The proposed airline fairness metric, grounded in the demand-side value system, significantly enhanced fairness in the slot allocation process. Specifically, it achieved an almost 80% reduction in the unfairness metric with a sacrifice of at most 16% in terms of total displacement.
This paper considered rolling capacity during the scheduling process and used a large-neighborhood search algorithm to address the large computational scale caused by rolling capacity. The goal was to obtain a solution that avoids overload during consecutive time periods while ensuring that the total displacement change remains minimal within a limited timeframe.

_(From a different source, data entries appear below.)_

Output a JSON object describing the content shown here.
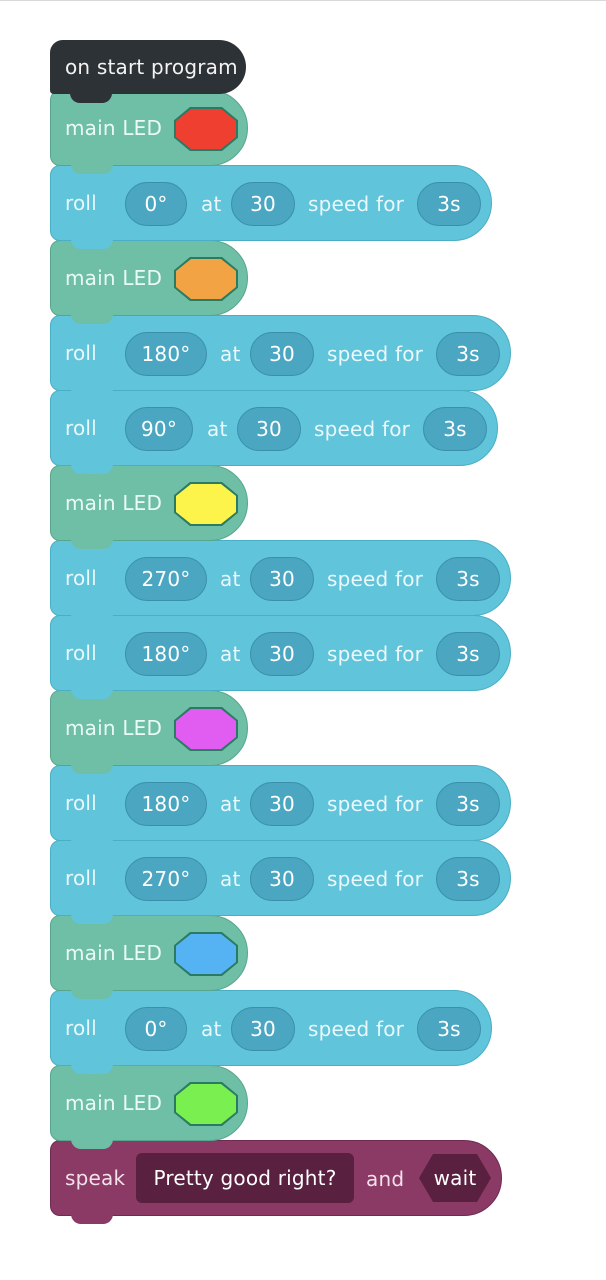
{
  "start": {
    "label": "on start program"
  },
  "blocks": [
    {
      "type": "led",
      "label": "main LED",
      "color": "#ee3f30"
    },
    {
      "type": "roll",
      "label": "roll",
      "heading": "0°",
      "at": "at",
      "speed": "30",
      "speed_for": "speed for",
      "duration": "3s"
    },
    {
      "type": "led",
      "label": "main LED",
      "color": "#f2a444"
    },
    {
      "type": "roll",
      "label": "roll",
      "heading": "180°",
      "at": "at",
      "speed": "30",
      "speed_for": "speed for",
      "duration": "3s"
    },
    {
      "type": "roll",
      "label": "roll",
      "heading": "90°",
      "at": "at",
      "speed": "30",
      "speed_for": "speed for",
      "duration": "3s"
    },
    {
      "type": "led",
      "label": "main LED",
      "color": "#fdf44b"
    },
    {
      "type": "roll",
      "label": "roll",
      "heading": "270°",
      "at": "at",
      "speed": "30",
      "speed_for": "speed for",
      "duration": "3s"
    },
    {
      "type": "roll",
      "label": "roll",
      "heading": "180°",
      "at": "at",
      "speed": "30",
      "speed_for": "speed for",
      "duration": "3s"
    },
    {
      "type": "led",
      "label": "main LED",
      "color": "#e15cf0"
    },
    {
      "type": "roll",
      "label": "roll",
      "heading": "180°",
      "at": "at",
      "speed": "30",
      "speed_for": "speed for",
      "duration": "3s"
    },
    {
      "type": "roll",
      "label": "roll",
      "heading": "270°",
      "at": "at",
      "speed": "30",
      "speed_for": "speed for",
      "duration": "3s"
    },
    {
      "type": "led",
      "label": "main LED",
      "color": "#55b3f4"
    },
    {
      "type": "roll",
      "label": "roll",
      "heading": "0°",
      "at": "at",
      "speed": "30",
      "speed_for": "speed for",
      "duration": "3s"
    },
    {
      "type": "led",
      "label": "main LED",
      "color": "#79f050"
    }
  ],
  "speak": {
    "label": "speak",
    "text": "Pretty good right?",
    "and": "and",
    "wait": "wait"
  }
}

This study focused solely on single-airport slot allocation and did not extend to multi-airport or airport network scenarios, which could be explored in future research. Moreover, the introduction of a heuristic algorithm may have resulted in suboptimal solutions due to limitations in terms of the algorithm’s scale and computation time. Future work could consider incorporating more test cases and different scenarios to enhance the robustness of the algorithm. Additionally, adaptive rolling capacity window lengths could be considered to reduce the algorithm’s computational burden.